And 47 years later
...... another disaster

Johnstown’s second disastrous flood struck on March 17, 1936 causing the much greater property loss of fifty million dollars. Melting snow and ice from the surrounding hills and a steady rain caused a gradual rise of the Conemaugh and Stonycreek rivers, that rose to 18" in an hour.

When the swollen rivers started overflowing their banks onto the streets, a general flood warning was issued a 3 p.m. Cameraman Gore had on hand a thousand feet of Fox Movietone negative and started out to film an exclusive flood story. Accompanied by his sister, Mrs. Sheldon Corle, whom Mr. Gore was visiting, they went to see the rapidly rising Stonycreek River. The first scenes filmed were of the Stonycreek river as it spilled over onto the Valley Pike near the Masonic temple.

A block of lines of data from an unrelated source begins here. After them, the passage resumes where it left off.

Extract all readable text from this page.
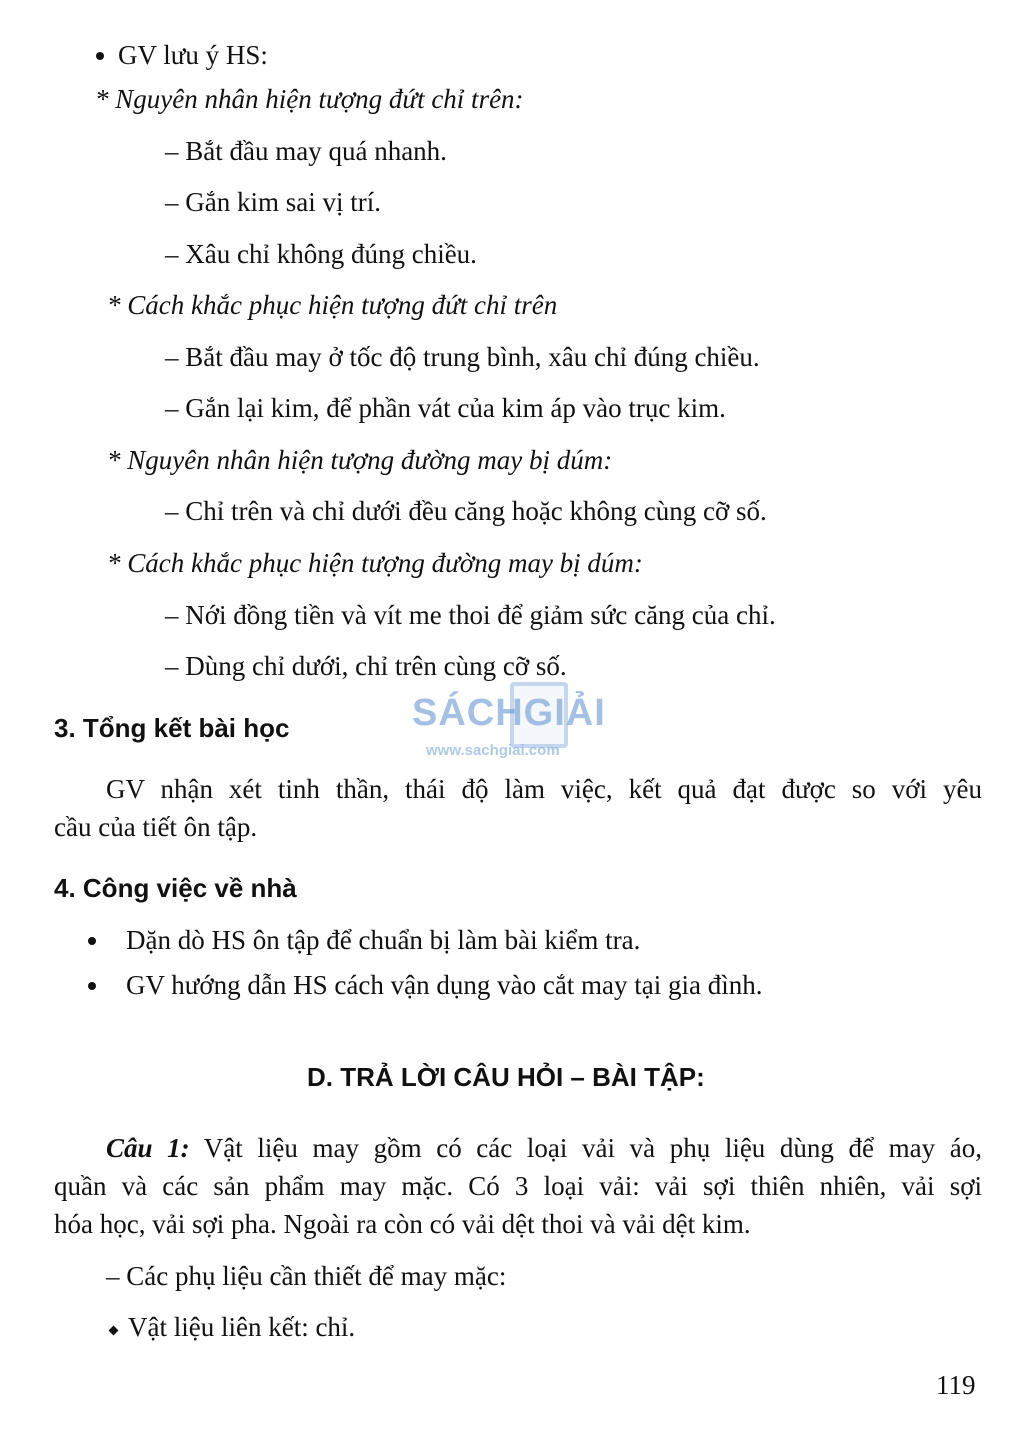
GV lưu ý HS:
* Nguyên nhân hiện tượng đứt chỉ trên:
– Bắt đầu may quá nhanh.
– Gắn kim sai vị trí.
– Xâu chỉ không đúng chiều.
* Cách khắc phục hiện tượng đứt chỉ trên
– Bắt đầu may ở tốc độ trung bình, xâu chỉ đúng chiều.
– Gắn lại kim, để phần vát của kim áp vào trục kim.
* Nguyên nhân hiện tượng đường may bị dúm:
– Chỉ trên và chỉ dưới đều căng hoặc không cùng cỡ số.
* Cách khắc phục hiện tượng đường may bị dúm:
– Nới đồng tiền và vít me thoi để giảm sức căng của chỉ.
– Dùng chỉ dưới, chỉ trên cùng cỡ số.
SÁCHGIẢI
www.sachgiai.com
3. Tổng kết bài học
GV nhận xét tinh thần, thái độ làm việc, kết quả đạt được so với yêu
cầu của tiết ôn tập.
4. Công việc về nhà
Dặn dò HS ôn tập để chuẩn bị làm bài kiểm tra.
GV hướng dẫn HS cách vận dụng vào cắt may tại gia đình.
D. TRẢ LỜI CÂU HỎI – BÀI TẬP:
Câu 1: Vật liệu may gồm có các loại vải và phụ liệu dùng để may áo,
quần và các sản phẩm may mặc. Có 3 loại vải: vải sợi thiên nhiên, vải sợi
hóa học, vải sợi pha. Ngoài ra còn có vải dệt thoi và vải dệt kim.
– Các phụ liệu cần thiết để may mặc:
Vật liệu liên kết: chỉ.
119
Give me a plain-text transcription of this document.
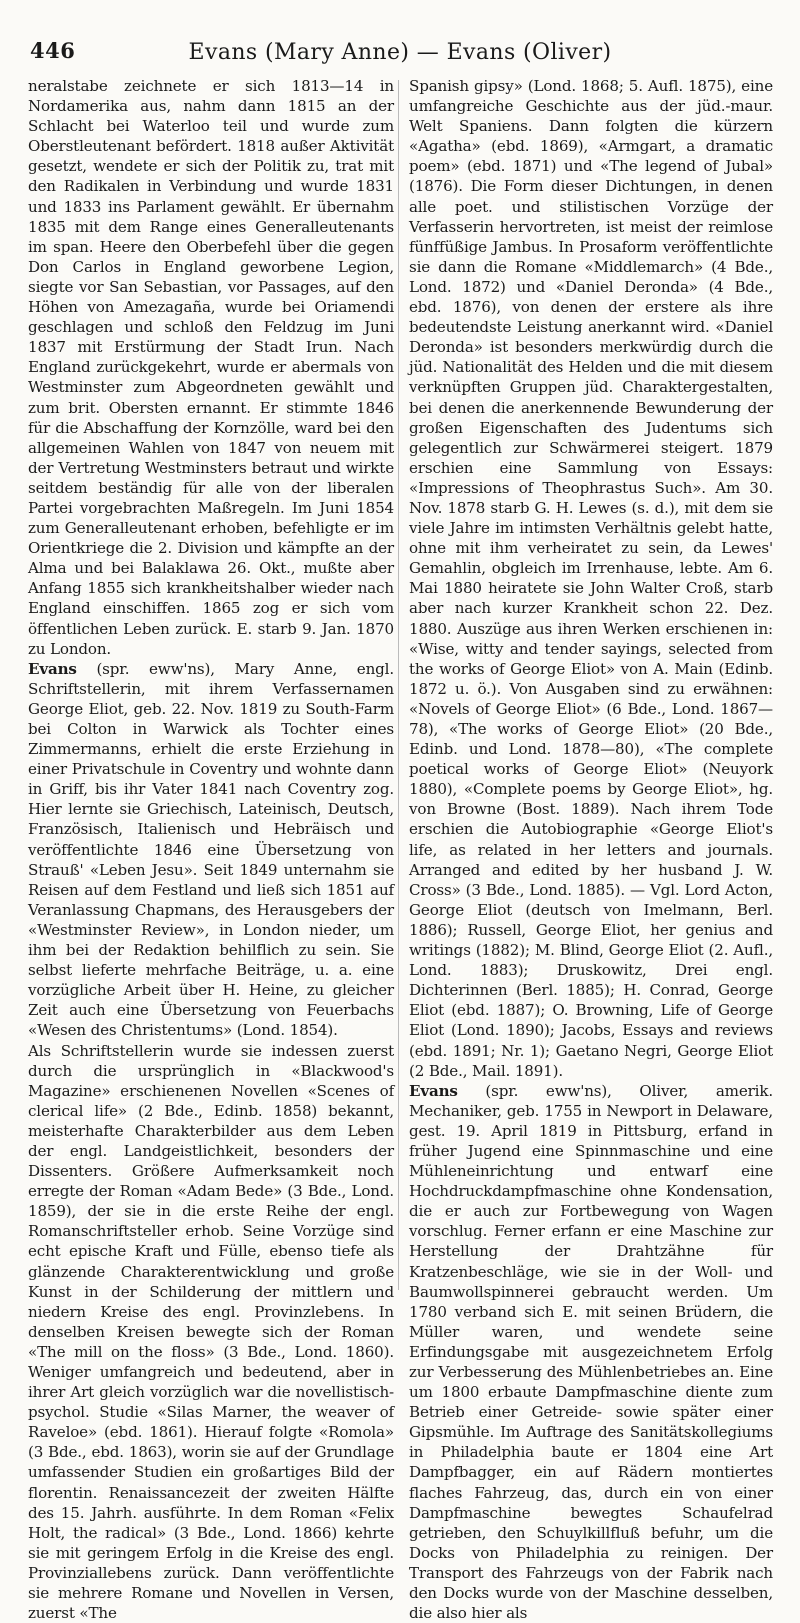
446	Evans (Mary Anne) — Evans (Oliver)

neralstabe zeichnete er sich 1813—14 in Nordamerika aus, nahm dann 1815 an der Schlacht bei Waterloo teil und wurde zum Oberstleutenant befördert. 1818 außer Aktivität gesetzt, wendete er sich der Politik zu, trat mit den Radikalen in Verbindung und wurde 1831 und 1833 ins Parlament gewählt. Er übernahm 1835 mit dem Range eines Generalleutenants im span. Heere den Oberbefehl über die gegen Don Carlos in England geworbene Legion, siegte vor San Sebastian, vor Passages, auf den Höhen von Amezagaña, wurde bei Oriamendi geschlagen und schloß den Feldzug im Juni 1837 mit Erstürmung der Stadt Irun. Nach England zurückgekehrt, wurde er abermals von Westminster zum Abgeordneten gewählt und zum brit. Obersten ernannt. Er stimmte 1846 für die Abschaffung der Kornzölle, ward bei den allgemeinen Wahlen von 1847 von neuem mit der Vertretung Westminsters betraut und wirkte seitdem beständig für alle von der liberalen Partei vorgebrachten Maßregeln. Im Juni 1854 zum Generalleutenant erhoben, befehligte er im Orientkriege die 2. Division und kämpfte an der Alma und bei Balaklawa 26. Okt., mußte aber Anfang 1855 sich krankheitshalber wieder nach England einschiffen. 1865 zog er sich vom öffentlichen Leben zurück. E. starb 9. Jan. 1870 zu London.

Evans (spr. eww'ns), Mary Anne, engl. Schriftstellerin, mit ihrem Verfassernamen George Eliot, geb. 22. Nov. 1819 zu South-Farm bei Colton in Warwick als Tochter eines Zimmermanns, erhielt die erste Erziehung in einer Privatschule in Coventry und wohnte dann in Griff, bis ihr Vater 1841 nach Coventry zog. Hier lernte sie Griechisch, Lateinisch, Deutsch, Französisch, Italienisch und Hebräisch und veröffentlichte 1846 eine Übersetzung von Strauß' «Leben Jesu». Seit 1849 unternahm sie Reisen auf dem Festland und ließ sich 1851 auf Veranlassung Chapmans, des Herausgebers der «Westminster Review», in London nieder, um ihm bei der Redaktion behilflich zu sein. Sie selbst lieferte mehrfache Beiträge, u. a. eine vorzügliche Arbeit über H. Heine, zu gleicher Zeit auch eine Übersetzung von Feuerbachs «Wesen des Christentums» (Lond. 1854).

Als Schriftstellerin wurde sie indessen zuerst durch die ursprünglich in «Blackwood's Magazine» erschienenen Novellen «Scenes of clerical life» (2 Bde., Edinb. 1858) bekannt, meisterhafte Charakterbilder aus dem Leben der engl. Landgeistlichkeit, besonders der Dissenters. Größere Aufmerksamkeit noch erregte der Roman «Adam Bede» (3 Bde., Lond. 1859), der sie in die erste Reihe der engl. Romanschriftsteller erhob. Seine Vorzüge sind echt epische Kraft und Fülle, ebenso tiefe als glänzende Charakterentwicklung und große Kunst in der Schilderung der mittlern und niedern Kreise des engl. Provinzlebens. In denselben Kreisen bewegte sich der Roman «The mill on the floss» (3 Bde., Lond. 1860). Weniger umfangreich und bedeutend, aber in ihrer Art gleich vorzüglich war die novellistisch-psychol. Studie «Silas Marner, the weaver of Raveloe» (ebd. 1861). Hierauf folgte «Romola» (3 Bde., ebd. 1863), worin sie auf der Grundlage umfassender Studien ein großartiges Bild der florentin. Renaissancezeit der zweiten Hälfte des 15. Jahrh. ausführte. In dem Roman «Felix Holt, the radical» (3 Bde., Lond. 1866) kehrte sie mit geringem Erfolg in die Kreise des engl. Provinziallebens zurück. Dann veröffentlichte sie mehrere Romane und Novellen in Versen, zuerst «The

Spanish gipsy» (Lond. 1868; 5. Aufl. 1875), eine umfangreiche Geschichte aus der jüd.-maur. Welt Spaniens. Dann folgten die kürzern «Agatha» (ebd. 1869), «Armgart, a dramatic poem» (ebd. 1871) und «The legend of Jubal» (1876). Die Form dieser Dichtungen, in denen alle poet. und stilistischen Vorzüge der Verfasserin hervortreten, ist meist der reimlose fünffüßige Jambus. In Prosaform veröffentlichte sie dann die Romane «Middlemarch» (4 Bde., Lond. 1872) und «Daniel Deronda» (4 Bde., ebd. 1876), von denen der erstere als ihre bedeutendste Leistung anerkannt wird. «Daniel Deronda» ist besonders merkwürdig durch die jüd. Nationalität des Helden und die mit diesem verknüpften Gruppen jüd. Charaktergestalten, bei denen die anerkennende Bewunderung der großen Eigenschaften des Judentums sich gelegentlich zur Schwärmerei steigert. 1879 erschien eine Sammlung von Essays: «Impressions of Theophrastus Such». Am 30. Nov. 1878 starb G. H. Lewes (s. d.), mit dem sie viele Jahre im intimsten Verhältnis gelebt hatte, ohne mit ihm verheiratet zu sein, da Lewes' Gemahlin, obgleich im Irrenhause, lebte. Am 6. Mai 1880 heiratete sie John Walter Croß, starb aber nach kurzer Krankheit schon 22. Dez. 1880. Auszüge aus ihren Werken erschienen in: «Wise, witty and tender sayings, selected from the works of George Eliot» von A. Main (Edinb. 1872 u. ö.). Von Ausgaben sind zu erwähnen: «Novels of George Eliot» (6 Bde., Lond. 1867—78), «The works of George Eliot» (20 Bde., Edinb. und Lond. 1878—80), «The complete poetical works of George Eliot» (Neuyork 1880), «Complete poems by George Eliot», hg. von Browne (Bost. 1889). Nach ihrem Tode erschien die Autobiographie «George Eliot's life, as related in her letters and journals. Arranged and edited by her husband J. W. Cross» (3 Bde., Lond. 1885). — Vgl. Lord Acton, George Eliot (deutsch von Imelmann, Berl. 1886); Russell, George Eliot, her genius and writings (1882); M. Blind, George Eliot (2. Aufl., Lond. 1883); Druskowitz, Drei engl. Dichterinnen (Berl. 1885); H. Conrad, George Eliot (ebd. 1887); O. Browning, Life of George Eliot (Lond. 1890); Jacobs, Essays and reviews (ebd. 1891; Nr. 1); Gaetano Negri, George Eliot (2 Bde., Mail. 1891).

Evans (spr. eww'ns), Oliver, amerik. Mechaniker, geb. 1755 in Newport in Delaware, gest. 19. April 1819 in Pittsburg, erfand in früher Jugend eine Spinnmaschine und eine Mühleneinrichtung und entwarf eine Hochdruckdampfmaschine ohne Kondensation, die er auch zur Fortbewegung von Wagen vorschlug. Ferner erfann er eine Maschine zur Herstellung der Drahtzähne für Kratzenbeschläge, wie sie in der Woll- und Baumwollspinnerei gebraucht werden. Um 1780 verband sich E. mit seinen Brüdern, die Müller waren, und wendete seine Erfindungsgabe mit ausgezeichnetem Erfolg zur Verbesserung des Mühlenbetriebes an. Eine um 1800 erbaute Dampfmaschine diente zum Betrieb einer Getreide- sowie später einer Gipsmühle. Im Auftrage des Sanitätskollegiums in Philadelphia baute er 1804 eine Art Dampfbagger, ein auf Rädern montiertes flaches Fahrzeug, das, durch ein von einer Dampfmaschine bewegtes Schaufelrad getrieben, den Schuylkillfluß befuhr, um die Docks von Philadelphia zu reinigen. Der Transport des Fahrzeugs von der Fabrik nach den Docks wurde von der Maschine desselben, die also hier als
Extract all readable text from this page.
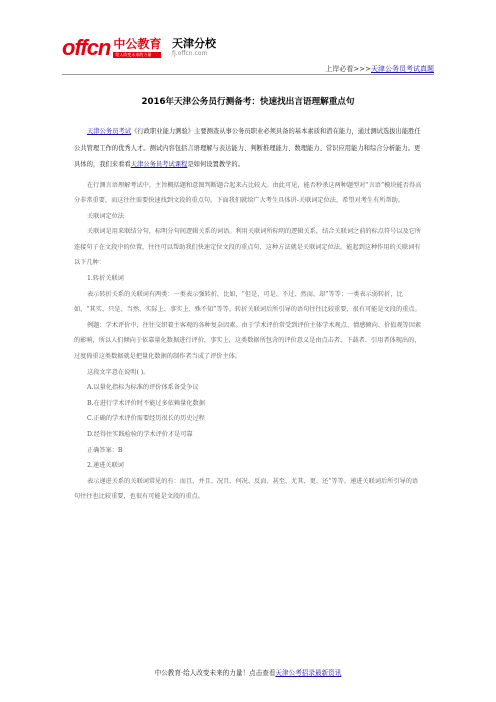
offcn 中公教育
给人改变未来的力量
天津分校
fj.offcn.com
上岸必看>>>天津公务员考试真题
2016年天津公务员行测备考：快速找出言语理解重点句

天津公务员考试《行政职业能力测验》主要测查从事公务员职业必须具备的基本素质和潜在能力，通过测试选拔出能胜任公共管理工作的优秀人才。测试内容包括言语理解与表达能力、判断推理能力、数理能力、常识应用能力和综合分析能力。更具体的，我们来看看天津公务员考试课程是如何设置教学的。

在行测言语理解考试中，主旨概括题和意图判断题合起来占比较大。由此可见，能否秒杀这两种题型对“言语”模块能否得高分非常重要，而这往往需要快速找到文段的重点句。下面我们就给广大考生具体讲-关联词定位法，希望对考生有所帮助。

关联词定位法

关联词是用来联结分句，标明分句间逻辑关系的词语。利用关联词所标明的逻辑关系，结合关联词之前的标点符号以及它所连接句子在文段中的位置，往往可以帮助我们快速定位文段的重点句，这种方法就是关联词定位法。能起到这种作用的关联词有以下几种：

1.转折关联词

表示转折关系的关联词有两类：一类表示强转折，比如，“但是、可是、不过、然而、却”等等；一类表示弱转折，比如，“其实、只是、当然、实际上、事实上、殊不知”等等。转折关联词后所引导的语句往往比较重要，很有可能是文段的重点。

例题：学术评价中，往往交织着主客观的各种复杂因素。由于学术评价常受到评价主体学术观点、情感倾向、价值观等因素的影响，所以人们倾向于依靠量化数据进行评价，事实上，这类数据所包含的评价意义是由点击者、下载者、引用者体现出的，过度倚重这类数据就是把量化数据的制作者当成了评价主体。

这段文字意在说明( )。

A.以量化指标为标准的评价体系备受争议

B.在进行学术评价时不能过多依赖量化数据

C.正确的学术评价需要经历很长的历史过程

D.经得住实践检验的学术评价才是可靠

正确答案：B

2.递进关联词

表示递进关系的关联词常见的有：而且、并且、况且、何况、反而、甚至、尤其、更、还“等等。递进关联词后所引导的语句往往也比较重要，也很有可能是文段的重点。

中公教育·给人改变未来的力量！点击查看天津公考招录最新资讯
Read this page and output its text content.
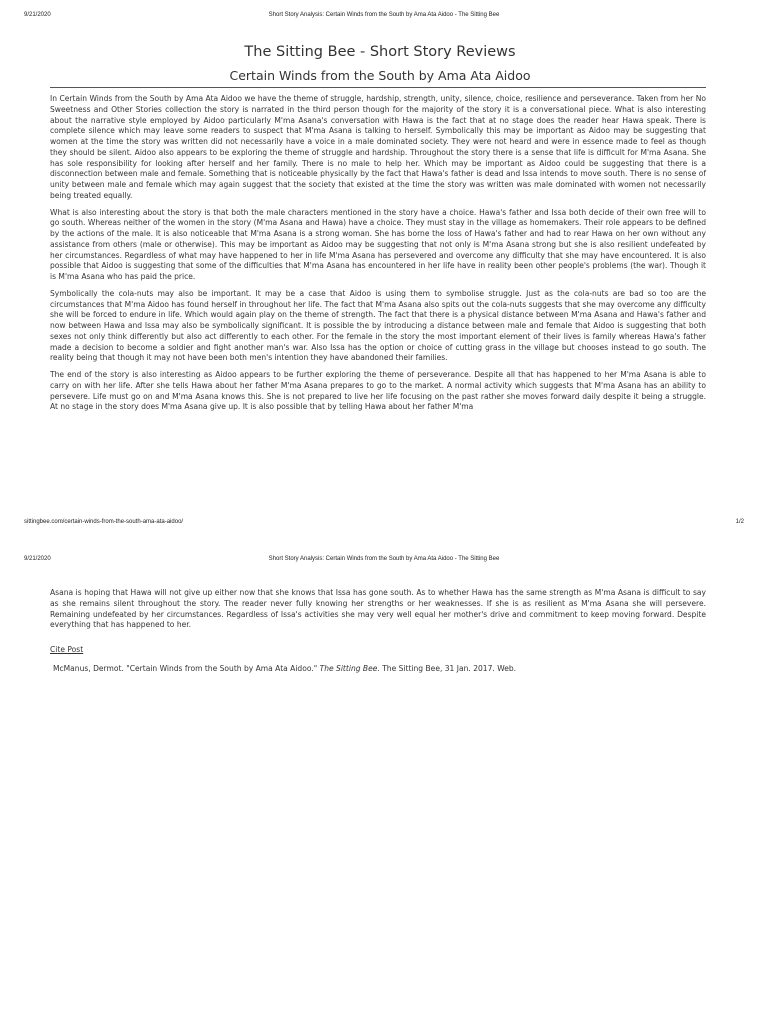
9/21/2020	Short Story Analysis: Certain Winds from the South by Ama Ata Aidoo - The Sitting Bee
The Sitting Bee - Short Story Reviews
Certain Winds from the South by Ama Ata Aidoo

In Certain Winds from the South by Ama Ata Aidoo we have the theme of struggle, hardship, strength, unity, silence, choice, resilience and perseverance. Taken from her No Sweetness and Other Stories collection the story is narrated in the third person though for the majority of the story it is a conversational piece. What is also interesting about the narrative style employed by Aidoo particularly M'ma Asana's conversation with Hawa is the fact that at no stage does the reader hear Hawa speak. There is complete silence which may leave some readers to suspect that M'ma Asana is talking to herself. Symbolically this may be important as Aidoo may be suggesting that women at the time the story was written did not necessarily have a voice in a male dominated society. They were not heard and were in essence made to feel as though they should be silent. Aidoo also appears to be exploring the theme of struggle and hardship. Throughout the story there is a sense that life is difficult for M'ma Asana. She has sole responsibility for looking after herself and her family. There is no male to help her. Which may be important as Aidoo could be suggesting that there is a disconnection between male and female. Something that is noticeable physically by the fact that Hawa's father is dead and Issa intends to move south. There is no sense of unity between male and female which may again suggest that the society that existed at the time the story was written was male dominated with women not necessarily being treated equally.

What is also interesting about the story is that both the male characters mentioned in the story have a choice. Hawa's father and Issa both decide of their own free will to go south. Whereas neither of the women in the story (M'ma Asana and Hawa) have a choice. They must stay in the village as homemakers. Their role appears to be defined by the actions of the male. It is also noticeable that M'ma Asana is a strong woman. She has borne the loss of Hawa's father and had to rear Hawa on her own without any assistance from others (male or otherwise). This may be important as Aidoo may be suggesting that not only is M'ma Asana strong but she is also resilient undefeated by her circumstances. Regardless of what may have happened to her in life M'ma Asana has persevered and overcome any difficulty that she may have encountered. It is also possible that Aidoo is suggesting that some of the difficulties that M'ma Asana has encountered in her life have in reality been other people's problems (the war). Though it is M'ma Asana who has paid the price.

Symbolically the cola-nuts may also be important. It may be a case that Aidoo is using them to symbolise struggle. Just as the cola-nuts are bad so too are the circumstances that M'ma Aidoo has found herself in throughout her life. The fact that M'ma Asana also spits out the cola-nuts suggests that she may overcome any difficulty she will be forced to endure in life. Which would again play on the theme of strength. The fact that there is a physical distance between M'ma Asana and Hawa's father and now between Hawa and Issa may also be symbolically significant. It is possible the by introducing a distance between male and female that Aidoo is suggesting that both sexes not only think differently but also act differently to each other. For the female in the story the most important element of their lives is family whereas Hawa's father made a decision to become a soldier and fight another man's war. Also Issa has the option or choice of cutting grass in the village but chooses instead to go south. The reality being that though it may not have been both men's intention they have abandoned their families.

The end of the story is also interesting as Aidoo appears to be further exploring the theme of perseverance. Despite all that has happened to her M'ma Asana is able to carry on with her life. After she tells Hawa about her father M'ma Asana prepares to go to the market. A normal activity which suggests that M'ma Asana has an ability to persevere. Life must go on and M'ma Asana knows this. She is not prepared to live her life focusing on the past rather she moves forward daily despite it being a struggle. At no stage in the story does M'ma Asana give up. It is also possible that by telling Hawa about her father M'ma

sittingbee.com/certain-winds-from-the-south-ama-ata-aidoo/	1/2
9/21/2020	Short Story Analysis: Certain Winds from the South by Ama Ata Aidoo - The Sitting Bee

Asana is hoping that Hawa will not give up either now that she knows that Issa has gone south. As to whether Hawa has the same strength as M'ma Asana is difficult to say as she remains silent throughout the story. The reader never fully knowing her strengths or her weaknesses. If she is as resilient as M'ma Asana she will persevere. Remaining undefeated by her circumstances. Regardless of Issa's activities she may very well equal her mother's drive and commitment to keep moving forward. Despite everything that has happened to her.

Cite Post
McManus, Dermot. "Certain Winds from the South by Ama Ata Aidoo." The Sitting Bee. The Sitting Bee, 31 Jan. 2017. Web.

As the water rapidly rose, the Valley Pike became part of the widened river. Traffic was at a standstill. Over in Moxham, water covered the street. A few boys wearing boots were wading across Central Avenue. No other traffic could be seen. Water rapidly rose higher on Horner St. Cars were stalled and half emerged in water. Drivers already had waded to a higher level for safety.

The spilled-over Stonycreek, now had stopped all traffic in the area. Just as on the night of May 31, 1889, half of the population of Johnstown went to the hills.

For a time lights dotted city buildings, where many office workers were stranded for the night. The Inclined Plane was busy taking passengers to the Westmont hilltop, until Vine and Johns Streets became flooded. During the long night, telegraph lines were washed out, and the electric light plant was flooded putting Johnstown in total darkness. The flood reached its peak at midnight and thereafter gradually receded. Water was at a height of 14 feet at the public safety building.

All night the nation and world was wondering about the fate of the flooded City of Johnstown. Earlier, amateur radio reporters gave out what meager news they could get, as worried families trapped in their homes, listened to their radios.